Recently, there has been some evidence that suggests there are triazene derivative medications that will prevent S. neurona in mice. The medication used was diclazuril, an herbicide that has been used in several species in other countries as a coccidiostat in both poultry and swine. Diclazuril has been used to treat horses that are diagnosed with EPM. Perhaps this medication as well as other similar compounds may be developed as preventative therapy in the top dress of horse rations.

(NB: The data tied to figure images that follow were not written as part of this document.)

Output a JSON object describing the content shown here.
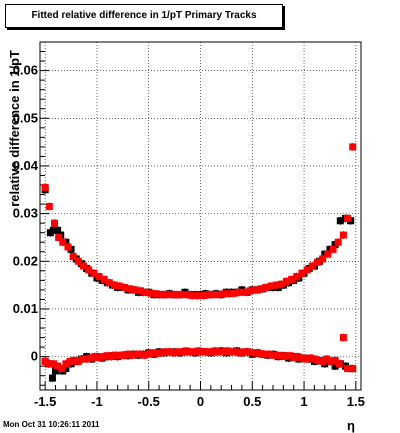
{
  "page": {
    "title": "Fitted relative difference in 1/pT  Primary Tracks",
    "footer_timestamp": "Mon Oct 31 10:26:11 2011"
  },
  "chart_data": {
    "type": "scatter",
    "title": "Fitted relative difference in 1/pT  Primary Tracks",
    "xlabel": "η",
    "ylabel": "relative difference in 1/pT",
    "xlim": [
      -1.55,
      1.55
    ],
    "ylim": [
      -0.007,
      0.066
    ],
    "x_ticks": [
      "-1.5",
      "-1",
      "-0.5",
      "0",
      "0.5",
      "1",
      "1.5"
    ],
    "y_ticks": [
      "0",
      "0.01",
      "0.02",
      "0.03",
      "0.04",
      "0.05",
      "0.06"
    ],
    "grid": true,
    "series": [
      {
        "color": "#000000",
        "upper_band": {
          "x": [
            -1.5,
            -1.45,
            -1.42,
            -1.38,
            -1.35,
            -1.3,
            -1.25,
            -1.2,
            -1.15,
            -1.1,
            -1.05,
            -1.0,
            -0.95,
            -0.9,
            -0.85,
            -0.8,
            -0.75,
            -0.7,
            -0.65,
            -0.6,
            -0.55,
            -0.5,
            -0.45,
            -0.4,
            -0.35,
            -0.3,
            -0.25,
            -0.2,
            -0.15,
            -0.1,
            -0.05,
            0.0,
            0.05,
            0.1,
            0.15,
            0.2,
            0.25,
            0.3,
            0.35,
            0.4,
            0.45,
            0.5,
            0.55,
            0.6,
            0.65,
            0.7,
            0.75,
            0.8,
            0.85,
            0.9,
            0.95,
            1.0,
            1.05,
            1.1,
            1.15,
            1.2,
            1.25,
            1.3,
            1.35,
            1.4,
            1.45
          ],
          "y": [
            0.035,
            0.026,
            0.0265,
            0.0265,
            0.0255,
            0.024,
            0.0225,
            0.0205,
            0.0195,
            0.0185,
            0.0175,
            0.0165,
            0.016,
            0.0155,
            0.015,
            0.0145,
            0.0145,
            0.014,
            0.014,
            0.0135,
            0.0135,
            0.0135,
            0.013,
            0.013,
            0.013,
            0.0132,
            0.013,
            0.013,
            0.0135,
            0.013,
            0.013,
            0.013,
            0.0132,
            0.013,
            0.0132,
            0.013,
            0.0135,
            0.0135,
            0.0135,
            0.014,
            0.0135,
            0.014,
            0.014,
            0.0142,
            0.0145,
            0.0145,
            0.0145,
            0.015,
            0.0155,
            0.016,
            0.0165,
            0.0175,
            0.0185,
            0.019,
            0.02,
            0.0215,
            0.0225,
            0.0235,
            0.0285,
            0.029,
            0.0285
          ]
        },
        "lower_band": {
          "x": [
            -1.5,
            -1.47,
            -1.43,
            -1.4,
            -1.37,
            -1.33,
            -1.3,
            -1.25,
            -1.2,
            -1.15,
            -1.1,
            -1.05,
            -1.0,
            -0.95,
            -0.9,
            -0.85,
            -0.8,
            -0.75,
            -0.7,
            -0.65,
            -0.6,
            -0.55,
            -0.5,
            -0.45,
            -0.4,
            -0.35,
            -0.3,
            -0.25,
            -0.2,
            -0.15,
            -0.1,
            -0.05,
            0.0,
            0.05,
            0.1,
            0.15,
            0.2,
            0.25,
            0.3,
            0.35,
            0.4,
            0.45,
            0.5,
            0.55,
            0.6,
            0.65,
            0.7,
            0.75,
            0.8,
            0.85,
            0.9,
            0.95,
            1.0,
            1.05,
            1.1,
            1.15,
            1.2,
            1.25,
            1.3,
            1.35,
            1.4,
            1.45
          ],
          "y": [
            -0.001,
            -0.0015,
            -0.0045,
            -0.003,
            -0.0025,
            -0.003,
            -0.0025,
            -0.0015,
            -0.001,
            -0.0005,
            0.0,
            -0.0005,
            0.0,
            -0.0003,
            0.0,
            0.0002,
            0.0,
            0.0003,
            0.0002,
            0.0005,
            0.0003,
            0.0005,
            0.0008,
            0.0005,
            0.001,
            0.0008,
            0.001,
            0.001,
            0.0008,
            0.001,
            0.001,
            0.0008,
            0.001,
            0.001,
            0.0008,
            0.001,
            0.0012,
            0.0008,
            0.001,
            0.0012,
            0.0008,
            0.001,
            0.0005,
            0.0008,
            0.0005,
            0.0003,
            0.0005,
            0.0,
            0.0002,
            -0.0003,
            0.0,
            -0.0005,
            -0.0003,
            -0.0005,
            -0.001,
            -0.0008,
            -0.0015,
            -0.001,
            -0.002,
            -0.0015,
            -0.002,
            -0.0025
          ]
        }
      },
      {
        "color": "#ff0000",
        "upper_band": {
          "x": [
            -1.5,
            -1.46,
            -1.41,
            -1.37,
            -1.33,
            -1.28,
            -1.23,
            -1.18,
            -1.13,
            -1.08,
            -1.03,
            -0.98,
            -0.93,
            -0.88,
            -0.83,
            -0.78,
            -0.73,
            -0.68,
            -0.63,
            -0.58,
            -0.53,
            -0.48,
            -0.43,
            -0.38,
            -0.33,
            -0.28,
            -0.23,
            -0.18,
            -0.13,
            -0.08,
            -0.03,
            0.03,
            0.08,
            0.13,
            0.18,
            0.23,
            0.28,
            0.33,
            0.38,
            0.43,
            0.48,
            0.53,
            0.58,
            0.63,
            0.68,
            0.73,
            0.78,
            0.83,
            0.88,
            0.93,
            0.98,
            1.03,
            1.08,
            1.13,
            1.18,
            1.23,
            1.28,
            1.33,
            1.38,
            1.42,
            1.47
          ],
          "y": [
            0.0355,
            0.0315,
            0.028,
            0.025,
            0.024,
            0.023,
            0.021,
            0.02,
            0.019,
            0.0182,
            0.0175,
            0.0168,
            0.0162,
            0.0155,
            0.015,
            0.0148,
            0.0145,
            0.0142,
            0.014,
            0.0138,
            0.0135,
            0.0133,
            0.0132,
            0.013,
            0.013,
            0.013,
            0.013,
            0.013,
            0.013,
            0.0128,
            0.0128,
            0.0128,
            0.013,
            0.013,
            0.013,
            0.0132,
            0.0132,
            0.0133,
            0.0135,
            0.0135,
            0.0138,
            0.014,
            0.0142,
            0.0145,
            0.0148,
            0.015,
            0.0152,
            0.0158,
            0.0162,
            0.0168,
            0.0175,
            0.0182,
            0.019,
            0.0198,
            0.0205,
            0.0215,
            0.0225,
            0.024,
            0.0255,
            0.029,
            0.044
          ]
        },
        "lower_band": {
          "x": [
            -1.5,
            -1.46,
            -1.42,
            -1.38,
            -1.34,
            -1.3,
            -1.26,
            -1.22,
            -1.18,
            -1.14,
            -1.1,
            -1.06,
            -1.02,
            -0.98,
            -0.94,
            -0.9,
            -0.86,
            -0.82,
            -0.78,
            -0.74,
            -0.7,
            -0.66,
            -0.62,
            -0.58,
            -0.54,
            -0.5,
            -0.46,
            -0.42,
            -0.38,
            -0.34,
            -0.3,
            -0.26,
            -0.22,
            -0.18,
            -0.14,
            -0.1,
            -0.06,
            -0.02,
            0.02,
            0.06,
            0.1,
            0.14,
            0.18,
            0.22,
            0.26,
            0.3,
            0.34,
            0.38,
            0.42,
            0.46,
            0.5,
            0.54,
            0.58,
            0.62,
            0.66,
            0.7,
            0.74,
            0.78,
            0.82,
            0.86,
            0.9,
            0.94,
            0.98,
            1.02,
            1.06,
            1.1,
            1.14,
            1.18,
            1.22,
            1.26,
            1.3,
            1.34,
            1.38,
            1.42,
            1.47
          ],
          "y": [
            -0.001,
            -0.0015,
            -0.0015,
            -0.002,
            -0.0025,
            -0.0015,
            -0.001,
            -0.0008,
            -0.001,
            -0.0005,
            -0.0005,
            -0.0003,
            0.0,
            -0.0002,
            0.0,
            0.0002,
            0.0,
            0.0003,
            0.0002,
            0.0003,
            0.0005,
            0.0003,
            0.0005,
            0.0005,
            0.0003,
            0.0006,
            0.0008,
            0.0007,
            0.0008,
            0.001,
            0.001,
            0.0008,
            0.001,
            0.001,
            0.0012,
            0.001,
            0.001,
            0.0012,
            0.001,
            0.001,
            0.001,
            0.0012,
            0.001,
            0.001,
            0.0012,
            0.001,
            0.001,
            0.0008,
            0.001,
            0.001,
            0.0008,
            0.0008,
            0.0006,
            0.0005,
            0.0005,
            0.0003,
            0.0003,
            0.0002,
            0.0,
            0.0002,
            -0.0002,
            0.0,
            -0.0003,
            -0.0005,
            -0.0003,
            -0.0005,
            -0.0008,
            -0.001,
            -0.0005,
            -0.001,
            -0.0008,
            -0.0015,
            0.004,
            -0.0025,
            -0.0025
          ]
        }
      }
    ]
  }
}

Although we continue to make strides in understanding the life cycle of S. neurona, we have only a few good suggestions regarding prevention of this disease. Notwithstanding this, it is apparent that prevention of EPM should be centered on the wildlife involved in the transmission of the parasite. It is not the live wildlife that is the problem when considering the intermediate host as a cause of the disease. As far as we know, the majority of the intermediate hosts involved only play a role when they are killed or die due to disease. Therefore, picking up dead skunks, raccoons, armadillos or cats on your property and disposing the carcasses to prevent opossums from eating them may prevent many sporocysts from contaminating the environment and hence reduce the incidence of the disease. Manipulation of risk factors that are involved in the disease may also help. Whether future efforts are directed at the development of a vaccine remains to be seen.
Reviewed by Infectious Disease Committee in 2020.